Another thing you might try is to widen your stance. Open your stance all the way, get your butt back and keep your shins vertical. This takes the weight off the knees if you have bad knees. It does put a little more weight on the lower back and reduces how much your quads get out of the lift, but you can supplement with dumbbell goblet squats for that.
If your knees are fine and your back is the issue you might consider doing the exact opposite and doing a very close stance squat. This will totally burn out your quads and take the stress off the lower back, but will focus more on the knees. With either the wide or close stance squat, remember to adjust your weight down appropriately.

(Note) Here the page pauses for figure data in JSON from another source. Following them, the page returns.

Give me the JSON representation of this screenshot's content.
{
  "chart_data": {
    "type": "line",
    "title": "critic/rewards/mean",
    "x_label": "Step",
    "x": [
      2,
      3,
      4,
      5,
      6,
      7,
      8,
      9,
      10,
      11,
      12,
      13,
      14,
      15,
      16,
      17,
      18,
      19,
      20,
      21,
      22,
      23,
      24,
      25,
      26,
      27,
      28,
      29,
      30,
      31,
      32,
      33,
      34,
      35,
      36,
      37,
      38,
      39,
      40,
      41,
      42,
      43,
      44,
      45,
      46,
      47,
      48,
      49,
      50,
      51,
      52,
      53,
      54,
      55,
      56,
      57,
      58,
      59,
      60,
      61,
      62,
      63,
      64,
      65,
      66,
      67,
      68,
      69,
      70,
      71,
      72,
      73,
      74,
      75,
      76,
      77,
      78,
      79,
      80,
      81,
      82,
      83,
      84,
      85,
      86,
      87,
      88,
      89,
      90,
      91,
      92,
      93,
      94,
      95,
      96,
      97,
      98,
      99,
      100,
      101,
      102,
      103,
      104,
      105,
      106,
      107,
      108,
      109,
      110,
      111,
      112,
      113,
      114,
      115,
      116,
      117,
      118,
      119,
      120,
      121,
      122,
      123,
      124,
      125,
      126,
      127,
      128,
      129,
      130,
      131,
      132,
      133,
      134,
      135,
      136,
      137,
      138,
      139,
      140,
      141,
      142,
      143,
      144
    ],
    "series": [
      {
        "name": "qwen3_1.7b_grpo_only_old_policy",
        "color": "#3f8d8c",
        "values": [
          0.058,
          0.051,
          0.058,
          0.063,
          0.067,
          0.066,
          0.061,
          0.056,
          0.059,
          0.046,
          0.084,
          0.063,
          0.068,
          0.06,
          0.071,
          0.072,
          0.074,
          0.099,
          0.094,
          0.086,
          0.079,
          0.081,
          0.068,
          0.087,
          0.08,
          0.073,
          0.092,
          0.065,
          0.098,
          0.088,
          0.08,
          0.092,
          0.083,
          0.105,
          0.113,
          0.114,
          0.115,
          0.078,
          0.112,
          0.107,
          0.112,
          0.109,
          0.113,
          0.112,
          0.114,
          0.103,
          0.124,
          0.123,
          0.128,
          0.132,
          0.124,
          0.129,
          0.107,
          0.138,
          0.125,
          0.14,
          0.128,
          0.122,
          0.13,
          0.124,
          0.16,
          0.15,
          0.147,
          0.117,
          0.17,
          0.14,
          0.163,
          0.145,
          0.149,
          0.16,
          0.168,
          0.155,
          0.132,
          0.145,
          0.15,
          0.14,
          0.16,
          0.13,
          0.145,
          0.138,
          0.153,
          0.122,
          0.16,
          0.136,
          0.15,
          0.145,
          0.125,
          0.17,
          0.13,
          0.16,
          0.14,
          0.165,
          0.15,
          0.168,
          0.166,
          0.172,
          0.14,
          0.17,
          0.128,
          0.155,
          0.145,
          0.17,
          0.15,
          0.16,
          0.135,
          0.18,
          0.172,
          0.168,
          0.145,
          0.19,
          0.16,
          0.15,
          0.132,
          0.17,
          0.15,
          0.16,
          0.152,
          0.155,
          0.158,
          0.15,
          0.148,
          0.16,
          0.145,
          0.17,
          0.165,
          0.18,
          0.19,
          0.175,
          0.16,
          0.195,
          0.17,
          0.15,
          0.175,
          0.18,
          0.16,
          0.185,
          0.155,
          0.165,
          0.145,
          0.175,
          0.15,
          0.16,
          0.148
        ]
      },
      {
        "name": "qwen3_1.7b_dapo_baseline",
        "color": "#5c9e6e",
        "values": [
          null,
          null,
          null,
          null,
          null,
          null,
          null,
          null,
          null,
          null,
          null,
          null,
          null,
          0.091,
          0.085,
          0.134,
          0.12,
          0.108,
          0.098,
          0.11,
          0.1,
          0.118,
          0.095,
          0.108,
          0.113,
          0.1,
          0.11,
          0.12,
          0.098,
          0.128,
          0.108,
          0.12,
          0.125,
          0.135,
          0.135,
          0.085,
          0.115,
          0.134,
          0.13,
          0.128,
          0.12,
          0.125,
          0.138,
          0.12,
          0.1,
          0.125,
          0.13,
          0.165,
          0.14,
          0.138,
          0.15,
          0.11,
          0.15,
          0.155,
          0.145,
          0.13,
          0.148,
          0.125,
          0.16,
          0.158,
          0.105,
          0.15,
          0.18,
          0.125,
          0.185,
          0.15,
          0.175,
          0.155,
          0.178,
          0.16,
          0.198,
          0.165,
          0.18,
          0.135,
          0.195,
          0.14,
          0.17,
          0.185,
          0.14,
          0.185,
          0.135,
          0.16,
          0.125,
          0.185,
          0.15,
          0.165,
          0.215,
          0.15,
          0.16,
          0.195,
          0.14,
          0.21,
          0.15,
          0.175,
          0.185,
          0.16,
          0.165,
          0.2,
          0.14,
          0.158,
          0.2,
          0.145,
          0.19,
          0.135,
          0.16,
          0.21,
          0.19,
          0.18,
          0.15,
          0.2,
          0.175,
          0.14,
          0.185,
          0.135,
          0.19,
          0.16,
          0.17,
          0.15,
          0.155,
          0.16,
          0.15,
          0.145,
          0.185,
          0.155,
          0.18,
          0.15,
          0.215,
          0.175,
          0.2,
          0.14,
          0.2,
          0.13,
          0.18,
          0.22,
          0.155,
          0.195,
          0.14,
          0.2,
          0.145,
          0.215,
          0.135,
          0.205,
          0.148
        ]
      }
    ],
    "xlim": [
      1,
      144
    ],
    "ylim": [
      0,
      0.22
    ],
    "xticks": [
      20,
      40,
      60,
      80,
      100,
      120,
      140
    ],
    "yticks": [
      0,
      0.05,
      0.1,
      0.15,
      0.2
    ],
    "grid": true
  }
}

Another thing I believe might help is something I spoke about earlier in the week: chains. The chains helped clean up the form and took weight off the knees and lower back in the bottom position. So, if you normally would squat 225 for 12 reps try lowering that to 135 and adding 2 45 pound chains. The weight is reduced as you hit the bottom position because the chain piles up on the floor. When you are all the way at the bottom, the place you are most likely to stress knees and lower back, you have it a little lighter and as you push up and through the weight returns in order to focus on your quads and glutes.
Now I am in no way suggesting that a person who has had major injuries drop a ton of weight on the squat (or any other lift for that matter), but don’t just give up. If you are back in the gym after your injury but avoiding a lift, play around with it with light weight. Try to re-track it, be creative and remember, if Beethoven can write a symphony while deaf by biting a metal rod attached to his piano effectively inventing the technology that, some 200 years later would be used by apple and google to make fancy headsets, you can figure out a way to do these lifts.
The idea of simply giving up should not exist in the mind of anyone who is serious about moving weight. Here at WB Fitness we talk frequently about the mind muscle connection. Truly having a connection from your mind to your muscles is the only way to get them to truly grow and strengthen. This focus is the same one required for everything in and out of the gym. If you cannot bench, squat, deadlift, curl or whatever then you need to look at the muscles that are suffering and find alternate ways to get at them. You also need to try various types of medical ways around from doctors to surgeons to chiropractors and acupuncturists. People are far too quick to give up on themselves and that isn’t what we are looking to do. That isn’t why we put iron in our hands every day. We want to face our weaknesses and demolish them, not avoid or ignore them.
What you need to do when you run up against a roadblock is to ask yourself some serious questions. What is the cause of this roadblock? Can I remove it from my path? Can I get around it? Have I tried everything? A famous phrase amongst boxers when talking about other sports is “you don’t PLAY boxing.” This goes for lifting either. Yes, this is a sport, but you don’t “play” weightlifting. Get out there and give everything. As we say at WB Fitness, make yourself either into a god or a corpse. Accept nothing in between.